The court stated that attempted homicide was not justified just because Goetz, the individual, believed his life was in danger. The court invoked the elusive “reasonable person” standard, stating that a person’s belief that he or she is in danger must be reasonable under the circumstances.

In other words, the standard for what is reasonable is not based on individual belief, as the lower New York court believed. It is based on what most people would do in a given situation. Otherwise, the appellate court said, people would begin to set their own standards for justified killings and other violations of the law.

Courts often refer to, but don’t define, a reasonable person. A jury usually decides what is reasonable. Goetz’s jury found his actions to be reasonable under the circumstances and acquitted him. However, he still was convicted of illegal gun possession and sentenced to time in jail.
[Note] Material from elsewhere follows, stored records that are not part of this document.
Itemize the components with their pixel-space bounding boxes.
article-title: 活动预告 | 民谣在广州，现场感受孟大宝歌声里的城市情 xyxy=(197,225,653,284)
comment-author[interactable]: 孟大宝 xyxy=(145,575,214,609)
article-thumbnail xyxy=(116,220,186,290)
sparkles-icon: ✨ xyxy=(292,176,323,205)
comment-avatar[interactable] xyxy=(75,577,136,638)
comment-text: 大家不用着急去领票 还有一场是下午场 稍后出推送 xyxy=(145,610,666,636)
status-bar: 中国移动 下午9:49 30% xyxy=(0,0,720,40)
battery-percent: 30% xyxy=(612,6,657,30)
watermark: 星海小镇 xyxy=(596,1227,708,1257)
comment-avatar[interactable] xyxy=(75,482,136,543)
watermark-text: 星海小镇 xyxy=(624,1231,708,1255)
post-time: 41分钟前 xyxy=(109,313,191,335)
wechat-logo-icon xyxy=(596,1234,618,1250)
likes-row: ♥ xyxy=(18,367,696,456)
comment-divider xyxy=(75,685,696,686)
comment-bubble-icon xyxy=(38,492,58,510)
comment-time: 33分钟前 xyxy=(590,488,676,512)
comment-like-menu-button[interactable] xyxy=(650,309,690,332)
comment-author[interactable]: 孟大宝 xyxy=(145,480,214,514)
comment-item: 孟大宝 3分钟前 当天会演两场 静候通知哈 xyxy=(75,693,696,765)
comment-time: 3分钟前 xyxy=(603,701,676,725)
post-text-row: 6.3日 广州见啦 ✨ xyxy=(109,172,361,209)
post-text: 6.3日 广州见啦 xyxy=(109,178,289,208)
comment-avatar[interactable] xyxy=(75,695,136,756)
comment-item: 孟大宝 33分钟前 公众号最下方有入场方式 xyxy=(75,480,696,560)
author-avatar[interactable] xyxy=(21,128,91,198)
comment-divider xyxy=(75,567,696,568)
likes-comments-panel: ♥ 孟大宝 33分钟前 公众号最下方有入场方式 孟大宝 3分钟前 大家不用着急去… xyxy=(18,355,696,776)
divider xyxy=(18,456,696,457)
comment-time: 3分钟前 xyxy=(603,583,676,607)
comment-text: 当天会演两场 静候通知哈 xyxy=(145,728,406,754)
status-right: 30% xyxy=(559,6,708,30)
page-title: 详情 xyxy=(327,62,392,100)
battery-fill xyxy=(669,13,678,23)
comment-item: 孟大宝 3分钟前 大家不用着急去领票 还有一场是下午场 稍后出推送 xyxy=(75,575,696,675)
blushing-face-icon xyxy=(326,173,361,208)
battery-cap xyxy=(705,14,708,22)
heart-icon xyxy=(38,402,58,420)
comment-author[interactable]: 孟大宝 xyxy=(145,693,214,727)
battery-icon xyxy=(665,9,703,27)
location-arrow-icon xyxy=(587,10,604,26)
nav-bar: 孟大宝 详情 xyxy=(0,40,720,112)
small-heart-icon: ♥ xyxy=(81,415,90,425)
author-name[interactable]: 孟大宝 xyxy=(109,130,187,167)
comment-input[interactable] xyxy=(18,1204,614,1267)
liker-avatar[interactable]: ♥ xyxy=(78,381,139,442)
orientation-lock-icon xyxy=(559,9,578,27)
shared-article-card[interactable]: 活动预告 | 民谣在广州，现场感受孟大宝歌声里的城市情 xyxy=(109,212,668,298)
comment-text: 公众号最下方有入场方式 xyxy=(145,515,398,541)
But Goetz was a civilian. The men who fired 41 bullets at Diallo were specially-trained police officers, part of the NYPD Street Crime Unit and a far cry from an armed vigilante. How will these defendants’ very different lives play out at trial?

According to the appellate court, a jury can consider certain experiences of the defendant in making its determination of reasonable. For the Goetz jury, this meant hearing about the defendant's 1981 subway mugging. For the jurors in Albany, the reasonable standard could mean something completely different. The officers' lawyers are asking jurors to put themselves in the place of the four armed, plainclothes New York City police officers who were looking for a rape suspect on dark, dangerous Bronx streets. That could be quite a stretch for citizens who have never been trained to fire a weapon, driven a police cruiser or walked the nightbeat in a New York City borough.

James B. Jacobs, Director of the New York University's Center for Research in Crime and Justice, said the jury in the Diallo trial will probably be asked, under an objective standard, to put themselves in the place of the four officers.

To this end, he said, the jury will likely hear evidence from both the prosecution and the defense about the officers’ past experiences in training and in the line of duty.

Jacobs said that while the prosecution will tell the jury that a reasonable officer uses force sparingly, the defense will say that even specially-trained, reasonable police officers are confronted with “split-second decisions" where they don’t have a lot of time to think.

While experts have yet to determine exactly why courts expect people to act reasonably when they think their life is in danger, juries have put the appellate court’s ruling into action, acquitting people like Goetz of attempted murder.

If the Albany jury does the same, it could further damage the already strained police and minority relations in New York City. Should they find the officers guilty of murdering Amadou Diallo, it could change the way police choose to use deadly force in protecting both their lives and those of the people of New York.